In comparison, the network we are using to train the downstream task from
scratch looks notably different:

```
Model(
  (encoder): Sequential(
    (0): Conv2d(13, 64, kernel_size=(3, 3), stride=(1, 1), padding=(1, 1))
    (1): ReLU(inplace=True)
    (2): Conv2d(64, 64, kernel_size=(3, 3), stride=(1, 1), padding=(1, 1))
    (3): ReLU(inplace=True)
    (4): MaxPool2d(kernel_size=2, stride=2, padding=0, dilation=1, ceil_mode=False)
  )
  (decoder): Sequential(
    (0): ConvTranspose2d(64, 128, kernel_size=(3, 3), stride=(1, 1), padding=(1, 1))
    (1): ReLU(inplace=True)
    (2): ConvTranspose2d(128, 512, kernel_size=(3, 3), stride=(1, 1), padding=(1, 1))
    (3): ReLU(inplace=True)
    (4): Upsample(scale_factor=2.0, mode='nearest')
    (5): Conv2d(512, 1, kernel_size=(3, 3), stride=(1, 1), padding=(1, 1))
  )
)
```
In this architecture, there is a defined encoder since the embeddings aren't
doing the purpose of encoding latent information.
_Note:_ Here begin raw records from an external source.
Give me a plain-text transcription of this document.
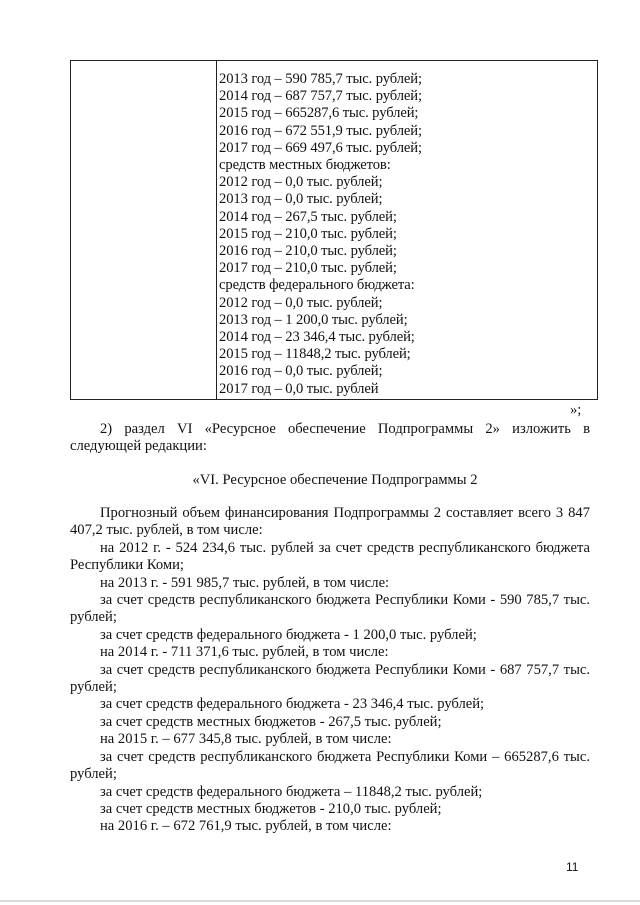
2013 год – 590 785,7 тыс. рублей;
2014 год – 687 757,7 тыс. рублей;
2015 год – 665287,6 тыс. рублей;
2016 год – 672 551,9 тыс. рублей;
2017 год – 669 497,6 тыс. рублей;
средств местных бюджетов:
2012 год – 0,0 тыс. рублей;
2013 год – 0,0 тыс. рублей;
2014 год – 267,5 тыс. рублей;
2015 год – 210,0 тыс. рублей;
2016 год – 210,0 тыс. рублей;
2017 год – 210,0 тыс. рублей;
средств федерального бюджета:
2012 год – 0,0 тыс. рублей;
2013 год – 1 200,0 тыс. рублей;
2014 год – 23 346,4 тыс. рублей;
2015 год – 11848,2 тыс. рублей;
2016 год – 0,0 тыс. рублей;
2017 год – 0,0 тыс. рублей
»;

2) раздел VI «Ресурсное обеспечение Подпрограммы 2» изложить в следующей редакции:

«VI. Ресурсное обеспечение Подпрограммы 2

Прогнозный объем финансирования Подпрограммы 2 составляет всего 3 847 407,2 тыс. рублей, в том числе:

на 2012 г. - 524 234,6 тыс. рублей за счет средств республиканского бюджета Республики Коми;

на 2013 г. - 591 985,7 тыс. рублей, в том числе:

за счет средств республиканского бюджета Республики Коми - 590 785,7 тыс. рублей;

за счет средств федерального бюджета - 1 200,0 тыс. рублей;

на 2014 г. - 711 371,6 тыс. рублей, в том числе:

за счет средств республиканского бюджета Республики Коми - 687 757,7 тыс. рублей;

за счет средств федерального бюджета - 23 346,4 тыс. рублей;

за счет средств местных бюджетов - 267,5 тыс. рублей;

на 2015 г. – 677 345,8 тыс. рублей, в том числе:

за счет средств республиканского бюджета Республики Коми – 665287,6 тыс. рублей;

за счет средств федерального бюджета – 11848,2 тыс. рублей;

за счет средств местных бюджетов - 210,0 тыс. рублей;

на 2016 г. – 672 761,9 тыс. рублей, в том числе:

11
For both the finetuning and "from scratch" architectures, we use a
`binary_cross_entropy_with_logits` loss function as this is a binary
segmentation problem, and on the predictions, we run sigmoid and max functions
to obtain final segmentation results.

The way we measure relative performance between the finetuned and
"from scratch" model variants happens through calculation of evalution metrics
common for segmentation, such as Dice coefficient, Intersection over Union, F1
score, precision and recall.

### Linear probing

For linear probing, we implement the finetuned architecture in a
[PyTorch callback](https://lightning.ai/docs/pytorch/stable/extensions/callbacks.html)
that will execute every `n` epochs during the Foundation model's training.